3. Because the bankruptcy court is merely one battlefield on which the DOMA war is being fought. In a highly controversial move in February, President Obama decided that his Administration would not enforce DOMA. As this article stated:
Only a few times in history has a President decided his Justice Department will not defend an existing federal law. In those rare circumstances, the House of Representatives can step in and have its lawyers defend the law in court.
4. Coincidentally on the day before the Chapter 13 case at issue was filed, the President’s decision was made official with a letter from U. S. Attorney General Eric Holder to the Rep. John Boehner, Speaker of the House of Representative stating:
After careful consideration, including a review of my recommendation, the President has concluded that given a number of factors, including a documented history of discrimination, classifications based on sexual orientation should be subject to a heightened standard of scrutiny. The President has also concluded that Section 3 of DOMA, as applied to legally married same-sex couples, fails to meet that standard and is therefore unconstitutional.

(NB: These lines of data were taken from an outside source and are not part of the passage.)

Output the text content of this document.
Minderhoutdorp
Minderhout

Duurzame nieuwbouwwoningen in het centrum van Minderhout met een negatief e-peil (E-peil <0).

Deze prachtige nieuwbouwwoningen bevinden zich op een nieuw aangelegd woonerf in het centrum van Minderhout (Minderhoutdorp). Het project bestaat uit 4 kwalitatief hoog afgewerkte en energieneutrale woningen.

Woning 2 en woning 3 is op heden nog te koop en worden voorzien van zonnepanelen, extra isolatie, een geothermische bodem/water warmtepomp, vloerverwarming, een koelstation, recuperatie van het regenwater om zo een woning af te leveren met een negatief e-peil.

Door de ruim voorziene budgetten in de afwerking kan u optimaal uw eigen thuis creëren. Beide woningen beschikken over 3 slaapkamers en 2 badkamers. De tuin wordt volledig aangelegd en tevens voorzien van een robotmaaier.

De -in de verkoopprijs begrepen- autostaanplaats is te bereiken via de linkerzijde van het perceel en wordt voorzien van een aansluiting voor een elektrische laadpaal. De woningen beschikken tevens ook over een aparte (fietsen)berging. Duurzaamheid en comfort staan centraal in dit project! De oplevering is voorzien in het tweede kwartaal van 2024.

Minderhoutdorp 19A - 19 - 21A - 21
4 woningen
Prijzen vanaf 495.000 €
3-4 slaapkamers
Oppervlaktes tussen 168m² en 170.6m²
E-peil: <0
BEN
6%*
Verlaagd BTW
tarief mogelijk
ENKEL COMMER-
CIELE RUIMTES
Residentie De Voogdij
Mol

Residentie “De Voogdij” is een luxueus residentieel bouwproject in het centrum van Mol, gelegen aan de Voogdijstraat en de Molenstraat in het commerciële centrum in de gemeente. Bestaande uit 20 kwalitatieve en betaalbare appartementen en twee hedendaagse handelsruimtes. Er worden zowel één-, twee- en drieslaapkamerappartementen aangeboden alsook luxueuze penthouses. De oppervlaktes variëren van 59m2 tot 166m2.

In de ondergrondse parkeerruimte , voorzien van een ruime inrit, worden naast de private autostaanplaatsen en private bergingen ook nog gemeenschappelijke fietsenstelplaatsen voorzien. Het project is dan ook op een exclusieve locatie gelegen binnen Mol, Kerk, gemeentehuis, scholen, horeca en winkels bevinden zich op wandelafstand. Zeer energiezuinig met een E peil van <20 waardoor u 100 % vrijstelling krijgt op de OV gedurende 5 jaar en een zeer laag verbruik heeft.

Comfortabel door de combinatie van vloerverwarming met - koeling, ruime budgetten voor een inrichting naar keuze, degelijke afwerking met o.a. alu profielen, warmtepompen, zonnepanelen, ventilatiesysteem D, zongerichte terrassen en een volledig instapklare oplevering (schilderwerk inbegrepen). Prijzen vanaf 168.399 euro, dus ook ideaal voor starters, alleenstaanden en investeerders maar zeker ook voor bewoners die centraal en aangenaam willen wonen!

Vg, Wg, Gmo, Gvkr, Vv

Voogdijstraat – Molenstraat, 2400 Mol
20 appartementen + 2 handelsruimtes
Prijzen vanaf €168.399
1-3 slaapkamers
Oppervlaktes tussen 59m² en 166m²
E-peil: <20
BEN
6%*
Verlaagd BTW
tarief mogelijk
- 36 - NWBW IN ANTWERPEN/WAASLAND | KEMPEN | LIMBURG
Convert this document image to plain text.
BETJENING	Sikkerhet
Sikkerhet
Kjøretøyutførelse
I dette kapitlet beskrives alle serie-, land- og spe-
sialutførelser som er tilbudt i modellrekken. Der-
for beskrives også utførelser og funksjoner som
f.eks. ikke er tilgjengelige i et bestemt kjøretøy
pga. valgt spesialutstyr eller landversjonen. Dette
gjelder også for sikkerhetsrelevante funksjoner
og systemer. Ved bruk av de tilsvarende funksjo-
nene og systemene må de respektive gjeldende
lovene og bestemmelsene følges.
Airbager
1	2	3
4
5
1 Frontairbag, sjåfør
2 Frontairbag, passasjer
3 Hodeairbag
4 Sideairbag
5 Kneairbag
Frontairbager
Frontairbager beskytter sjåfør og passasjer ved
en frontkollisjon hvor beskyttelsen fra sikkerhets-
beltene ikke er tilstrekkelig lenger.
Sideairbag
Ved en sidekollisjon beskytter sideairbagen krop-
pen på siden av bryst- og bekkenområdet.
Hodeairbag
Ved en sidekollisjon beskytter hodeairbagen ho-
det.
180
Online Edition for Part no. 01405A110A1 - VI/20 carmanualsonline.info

5. But then why would the U.S. Trustee, an arm of the U.S. Department of Justice, move to dismiss the case in defense of DOMA, and particularly go so far as to file an appeal? I don’t know why it filed the motion to dismiss, but the reason it appealed is a bit more clear. Between the time the bankruptcy case was filed in February and the rendering of the opinion in June, Speaker Boehner set up a “House Bipartisan Legal Advisory Group” (BLAG) to defend DOMA by “tak[ing] legal action on behalf of the House of Representatives.” As the bankruptcy court’s opinion states, “at the last minute [BLAG] orally requested a short continuance of the [scheduled] hearing in order to determine whether to intervene in this case to address the issues” Although this continuance was granted, BLAG did not intervene. The U.S. Trustee apparently filed the appeal because of indications that BLAG wanted to defend the constitutionality of DOMA through this case.
6. So why the change of mind just a few days later about the appeal? In its July 6 motion to dismiss the appeal, the U. S. Trustee’s attorney explained:
The [Department of Justice] has advised the [BLAG] of the pendency of this appeal, and the BLAG has responded that it does not intend to appear to present arguments in support of Section 3 of DOMA.
The BLAG is actively participating in litigation in several other courts in which the constitutionality of Section 3 has been challenged. In light of the decision by the BLAG not to participate in this appeal and the availability of other judicial fora for the resolution of the constitutional question, the United States Trustee has determined that it is not a necessary or appropriate expenditure of the resources of this Court and the parties to continue to litigate this appeal.”
Within days of this, the U.S. Trustee filed motions to dismiss other similar matters in other parts of the country. So, although usually one bankruptcy judge’s opinion on the unconstitutionality of a federal law would only be legally binding in that federal district, in this extraordinary combination of circumstances it looks like this particular opinion is effectively the law of the entire country. Unless the House Bipartisan Legal Advisory Committee changes its mind. Again.